Exploring tensions in business and professional practice
December 17, 2020
Balancing the two roles to provide safe, quality care.
Pharmacy students at the University of Alberta (U of A) have the opportunity to learn about pharmacy law from an associate professor who holds a unique position. Ubaka Ogbogu has a cross appointment between the Faculties of Law and Pharmacy and Pharmaceutical Sciences. This makes Ubaka the first, and possibly the only, cross-appointment between those two disciplines in Canada. He has held this position since 2011.
"What I stress is that law is informed by ethics,” explained Ubaka. "The violation of ethics rules might bring you social disrepute, you might lose friends, or suffer social consequences. But with law, consequences are imposed by the state."
Pharmacy professionals in Alberta must abide by ACP’s Code of Ethics, standards, and guidance, and provincial and federal legislation. But Ubaka believes healthcare ethics is much broader than what’s covered in legislation. He would like to see students in all healthcare programs learn more about ethics while they're in school.
"I think that's one big problem with how future healthcare professionals are trained today—there’s not enough integration of knowledge about healthcare law and ethics," said Ubaka. "I think healthcare professionals should have very well-founded knowledge in ethics and law not just as it applies to health care but more broadly as it applies to our roles as citizens. I think that grounding in ethics and law should be a core component of the curriculum in the schools that train healthcare professionals."
In practice, pharmacy professionals consistently face situations that require ethical considerations.
"The practicalities of running a business and being a professional might lead someone to cut ethical corners, if you will, but I don't think that's because of an aversion to ethics,” explained Ubaka. “It speaks more to how we design systems and how we allow people to operate and function within these systems."
Ubaka is researching the relationship of pharmacists as healthcare providers who are also business owners.
"Pharmacists are healthcare providers. They are also allowed, under the law, to own businesses,” said Ubaka. “So, to me, it's not about either/or. I think those two roles are very available to them. The question is, how do they manage those two roles when the roles are in conflict? I think for the most part, the law and ethics are not clear on that. It's a spectrum."
Ubaka uses the example of a spectrum with natural health products on one end and tobacco products on the other to illustrate his point. Tobacco is harmful to your health and isn't sold in Alberta pharmacies, but at the other end of the spectrum, pharmacists might have an ethical decision to make when a patient asks about homeopathic products.
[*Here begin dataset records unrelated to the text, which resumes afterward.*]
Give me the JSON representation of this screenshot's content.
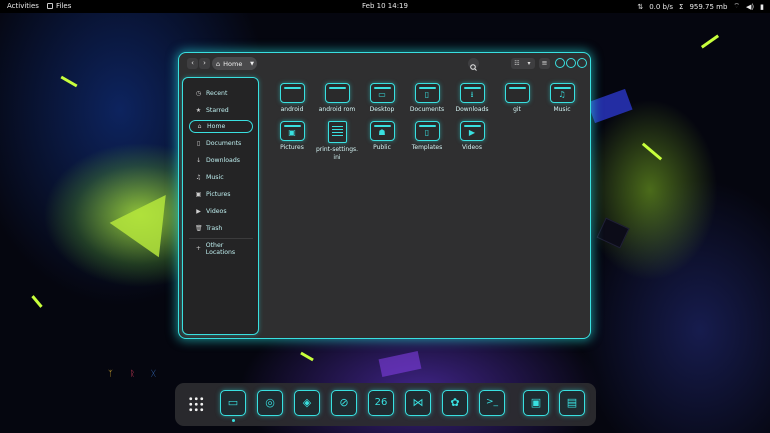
{
  "topbar": {
    "activities": "Activities",
    "app_name": "Files",
    "clock": "Feb 10  14:19",
    "net_speed": "0.0 b/s",
    "sigma": "Σ",
    "memory": "959.75 mb"
  },
  "window": {
    "path_label": "Home",
    "sidebar": [
      {
        "icon": "◷",
        "label": "Recent"
      },
      {
        "icon": "★",
        "label": "Starred"
      },
      {
        "icon": "⌂",
        "label": "Home"
      },
      {
        "icon": "▯",
        "label": "Documents"
      },
      {
        "icon": "↓",
        "label": "Downloads"
      },
      {
        "icon": "♫",
        "label": "Music"
      },
      {
        "icon": "▣",
        "label": "Pictures"
      },
      {
        "icon": "▶",
        "label": "Videos"
      },
      {
        "icon": "🗑",
        "label": "Trash"
      },
      {
        "icon": "+",
        "label": "Other Locations"
      }
    ],
    "files": [
      {
        "label": "android",
        "glyph": ""
      },
      {
        "label": "android rom",
        "glyph": ""
      },
      {
        "label": "Desktop",
        "glyph": "▭"
      },
      {
        "label": "Documents",
        "glyph": "▯"
      },
      {
        "label": "Downloads",
        "glyph": "⭳"
      },
      {
        "label": "git",
        "glyph": ""
      },
      {
        "label": "Music",
        "glyph": "♫"
      },
      {
        "label": "Pictures",
        "glyph": "▣"
      },
      {
        "label": "print-settings.\nini",
        "glyph": ""
      },
      {
        "label": "Public",
        "glyph": "☗"
      },
      {
        "label": "Templates",
        "glyph": "▯"
      },
      {
        "label": "Videos",
        "glyph": "▶"
      }
    ]
  },
  "dock": {
    "items": [
      {
        "glyph": "▭"
      },
      {
        "glyph": "◎"
      },
      {
        "glyph": "◈"
      },
      {
        "glyph": "⊘"
      },
      {
        "glyph": "26"
      },
      {
        "glyph": "⋈"
      },
      {
        "glyph": "✿"
      },
      {
        "glyph": ">_"
      },
      {
        "glyph": "▣"
      },
      {
        "glyph": "▤"
      }
    ]
  },
  "desktop_decor": [
    "ᛉ",
    "ᚱ",
    "ᚷ"
  ],
  "accent_color": "#39e0e0"
}
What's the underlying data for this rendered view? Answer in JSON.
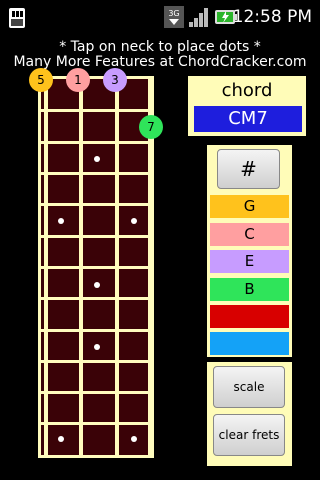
{
  "status_bar": {
    "network": "3G",
    "time": "12:58 PM"
  },
  "hint": {
    "line1": "* Tap on neck to place dots *",
    "line2": "Many More Features at ChordCracker.com"
  },
  "neck": {
    "dots": [
      {
        "label": "5",
        "color": "#ffc21c"
      },
      {
        "label": "1",
        "color": "#ff9fa0"
      },
      {
        "label": "3",
        "color": "#c79cff"
      },
      {
        "label": "7",
        "color": "#2fe45a"
      }
    ]
  },
  "chord": {
    "label": "chord",
    "name": "CM7"
  },
  "notes": {
    "sharp_label": "#",
    "items": [
      {
        "label": "G",
        "color": "#ffc21c"
      },
      {
        "label": "C",
        "color": "#ff9fa0"
      },
      {
        "label": "E",
        "color": "#c79cff"
      },
      {
        "label": "B",
        "color": "#2fe45a"
      },
      {
        "label": "",
        "color": "#d80000"
      },
      {
        "label": "",
        "color": "#14a2f7"
      }
    ]
  },
  "actions": {
    "scale_label": "scale",
    "clear_label": "clear frets"
  }
}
"It is clear that the sale of tobacco products conflicts with the healthcare imperative. It is right to say pharmacists shouldn't support the sale of tobacco products as healthcare professionals," explained Ubaka. "On the other end of the spectrum, we find products that are not as harmful as tobacco products but don't have proven health benefits, but they are sold with the approval of Health Canada and have a DIN-HM."
What do pharmacists do?
Ubaka theorizes that pharmacists see their role as a healthcare provider within the confines of this conflict. They aren't forbidden from selling the products; however, pharmacists also recognize the need to give clear and accurate information to patients about homeopathic products.
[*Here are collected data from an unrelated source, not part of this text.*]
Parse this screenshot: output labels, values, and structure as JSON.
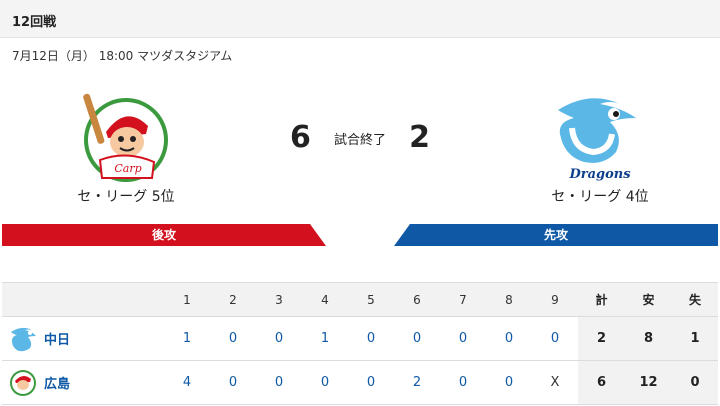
{
  "header": {
    "round": "12回戦"
  },
  "game": {
    "info": "7月12日（月） 18:00 マツダスタジアム",
    "status": "試合終了"
  },
  "home": {
    "name": "広島",
    "rank": "セ・リーグ 5位",
    "side": "後攻",
    "score": "6",
    "logo_text": "Carp"
  },
  "away": {
    "name": "中日",
    "rank": "セ・リーグ 4位",
    "side": "先攻",
    "score": "2",
    "logo_text": "Dragons"
  },
  "scoreboard": {
    "innings": [
      "1",
      "2",
      "3",
      "4",
      "5",
      "6",
      "7",
      "8",
      "9"
    ],
    "total_headers": [
      "計",
      "安",
      "失"
    ],
    "rows": [
      {
        "team": "中日",
        "innings": [
          "1",
          "0",
          "0",
          "1",
          "0",
          "0",
          "0",
          "0",
          "0"
        ],
        "totals": [
          "2",
          "8",
          "1"
        ]
      },
      {
        "team": "広島",
        "innings": [
          "4",
          "0",
          "0",
          "0",
          "0",
          "2",
          "0",
          "0",
          "X"
        ],
        "totals": [
          "6",
          "12",
          "0"
        ]
      }
    ]
  },
  "colors": {
    "home_accent": "#d3111e",
    "away_accent": "#0e58a6",
    "link_blue": "#0e58a6"
  }
}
Money also becomes a factor when pharmacists are pharmacy owners.
Ubaka reasons that homeopathic products are not evidence-based like scientifically proven treatments, but they bring in money for the pharmacy owner. At the same time, a patient might choose a homeopathic product over a required prescribed medication and miss out on a treatment plan created by their healthcare provider.
"I haven't quite decided if that's satisfactory or not. I just feel it's problematic because again there's a financial imperative that influences the decision making," explained Ubaka.For pharmacists who are also pharmacy owners, Ubaka suggests that you familiarize yourself with the issues surrounding the ethical tensions between your role as a pharmacist and your role as a business owner. He suggests that you make a plan when you start to build a business that avoids potential ethical pitfalls.